Results: : Student’s t-test analysis revealed significant differences between the baseline tests for each session (p≤0.001). Therefore, further analyses were restricted to comparisons between control and nicotine conditions obtained on the same day. Both F1 and F2 amplitudes decreased with increasing flicker rate. Analysis showed a significant decrease in magnitude of F1 with 2mg nicotine (p=0.02) and no significant changes with 4mg nicotine (p=0.24) compared to baseline. Analysis of the phase delays for both F1 and F2 showed no significant changes.

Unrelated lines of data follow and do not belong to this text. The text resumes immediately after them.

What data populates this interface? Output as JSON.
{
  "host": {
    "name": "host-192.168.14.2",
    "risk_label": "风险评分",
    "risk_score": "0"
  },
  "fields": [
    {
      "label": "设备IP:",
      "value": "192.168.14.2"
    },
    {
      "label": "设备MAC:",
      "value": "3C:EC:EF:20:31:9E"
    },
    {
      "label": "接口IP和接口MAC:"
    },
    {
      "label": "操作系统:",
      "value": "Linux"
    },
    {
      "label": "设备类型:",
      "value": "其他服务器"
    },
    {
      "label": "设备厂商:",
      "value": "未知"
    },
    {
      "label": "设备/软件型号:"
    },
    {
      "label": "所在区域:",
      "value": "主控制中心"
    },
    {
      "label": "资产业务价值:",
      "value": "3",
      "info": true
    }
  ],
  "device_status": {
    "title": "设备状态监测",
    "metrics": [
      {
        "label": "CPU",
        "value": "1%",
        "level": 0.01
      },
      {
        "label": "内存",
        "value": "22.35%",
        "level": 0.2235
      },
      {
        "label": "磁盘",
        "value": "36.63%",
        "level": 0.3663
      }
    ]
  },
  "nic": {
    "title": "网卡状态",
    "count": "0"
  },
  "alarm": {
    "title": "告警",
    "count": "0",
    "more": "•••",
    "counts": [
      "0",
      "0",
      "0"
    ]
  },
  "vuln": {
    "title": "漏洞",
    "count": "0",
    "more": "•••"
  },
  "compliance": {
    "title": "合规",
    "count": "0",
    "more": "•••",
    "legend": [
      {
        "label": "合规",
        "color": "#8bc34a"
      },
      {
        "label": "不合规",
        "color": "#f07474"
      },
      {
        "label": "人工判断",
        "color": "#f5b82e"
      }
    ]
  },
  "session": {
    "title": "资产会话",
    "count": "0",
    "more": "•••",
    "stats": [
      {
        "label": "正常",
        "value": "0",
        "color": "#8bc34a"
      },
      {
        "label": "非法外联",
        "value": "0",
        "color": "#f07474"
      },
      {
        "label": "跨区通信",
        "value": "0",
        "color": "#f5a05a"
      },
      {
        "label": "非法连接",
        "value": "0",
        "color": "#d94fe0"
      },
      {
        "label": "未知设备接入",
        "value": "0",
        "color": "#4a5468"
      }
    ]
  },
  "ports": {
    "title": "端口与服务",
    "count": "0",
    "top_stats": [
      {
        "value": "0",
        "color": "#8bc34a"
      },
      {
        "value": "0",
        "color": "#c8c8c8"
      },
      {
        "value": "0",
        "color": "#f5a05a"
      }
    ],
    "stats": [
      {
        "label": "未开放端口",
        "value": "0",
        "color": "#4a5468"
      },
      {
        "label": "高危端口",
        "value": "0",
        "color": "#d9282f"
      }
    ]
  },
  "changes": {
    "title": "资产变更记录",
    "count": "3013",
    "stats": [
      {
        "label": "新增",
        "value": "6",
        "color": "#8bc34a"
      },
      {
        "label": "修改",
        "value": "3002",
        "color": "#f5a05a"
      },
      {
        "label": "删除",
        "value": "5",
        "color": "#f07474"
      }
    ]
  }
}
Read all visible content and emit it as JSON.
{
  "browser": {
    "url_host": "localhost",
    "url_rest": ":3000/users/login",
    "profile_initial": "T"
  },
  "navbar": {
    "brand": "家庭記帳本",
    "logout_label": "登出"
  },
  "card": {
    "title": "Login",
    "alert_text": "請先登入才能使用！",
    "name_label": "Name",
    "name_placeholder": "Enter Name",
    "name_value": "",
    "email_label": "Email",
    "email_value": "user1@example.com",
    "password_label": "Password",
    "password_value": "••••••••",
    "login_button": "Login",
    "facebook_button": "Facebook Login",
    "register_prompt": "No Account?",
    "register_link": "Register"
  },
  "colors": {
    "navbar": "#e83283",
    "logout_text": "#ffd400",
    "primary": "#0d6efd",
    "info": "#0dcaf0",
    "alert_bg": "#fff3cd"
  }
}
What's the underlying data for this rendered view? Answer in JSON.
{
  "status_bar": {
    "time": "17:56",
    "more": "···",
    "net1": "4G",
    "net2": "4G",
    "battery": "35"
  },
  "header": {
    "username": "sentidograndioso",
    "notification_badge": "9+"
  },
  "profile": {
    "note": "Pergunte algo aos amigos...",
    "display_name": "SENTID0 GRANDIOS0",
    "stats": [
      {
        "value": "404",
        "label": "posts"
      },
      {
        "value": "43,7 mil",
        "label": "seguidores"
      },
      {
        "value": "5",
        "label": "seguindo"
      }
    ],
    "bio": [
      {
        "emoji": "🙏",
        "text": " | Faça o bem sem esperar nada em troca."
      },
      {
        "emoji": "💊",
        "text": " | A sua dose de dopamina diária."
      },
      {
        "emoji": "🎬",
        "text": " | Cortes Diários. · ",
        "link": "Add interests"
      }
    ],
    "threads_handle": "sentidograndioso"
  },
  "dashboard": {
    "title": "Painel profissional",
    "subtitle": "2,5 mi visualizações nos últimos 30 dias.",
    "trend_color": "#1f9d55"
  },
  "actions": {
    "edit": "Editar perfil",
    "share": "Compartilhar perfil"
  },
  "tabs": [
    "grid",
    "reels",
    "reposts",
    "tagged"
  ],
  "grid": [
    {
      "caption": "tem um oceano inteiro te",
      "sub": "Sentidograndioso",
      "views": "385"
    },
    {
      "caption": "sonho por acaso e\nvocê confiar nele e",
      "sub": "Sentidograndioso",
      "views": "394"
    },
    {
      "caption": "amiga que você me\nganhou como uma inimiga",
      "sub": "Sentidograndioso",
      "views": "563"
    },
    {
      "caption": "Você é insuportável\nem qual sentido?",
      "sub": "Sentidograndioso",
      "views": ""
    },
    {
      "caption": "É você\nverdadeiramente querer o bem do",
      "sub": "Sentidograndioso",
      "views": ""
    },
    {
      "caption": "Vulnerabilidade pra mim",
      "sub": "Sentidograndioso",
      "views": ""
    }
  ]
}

Conclusions: : Nicotinic acetylcholine receptors are expressed in neurons of non-human primate retina, primarily in the cone pathway (Liu et al. 2009). Prior studies from our lab have shown significant changes in light-adapted ERG responses with nicotine.¹ The aim of this study is to further investigate the retinal level (outer vs. inner) and/or pathways on which nicotine has a larger impact. Falsini et al. (1995) have shown that the F1 and F2 of the flicker ERG are differentially affected by retinal diseases impacting different levels of the retina (E.G., F1 = AMD vs. F2 = transient retinal ischemia). Our results, thus far, indicate nicotine has a greater impact on information processing in the outer retina. It is possible that the feedback mechanisms via the amacrine cells could attribute to the greater changes seen on F1.1- Varghese, S.B. et al. (2011). The Effects of Nicotine on the Human Electroretinogram (ERG). IOVS.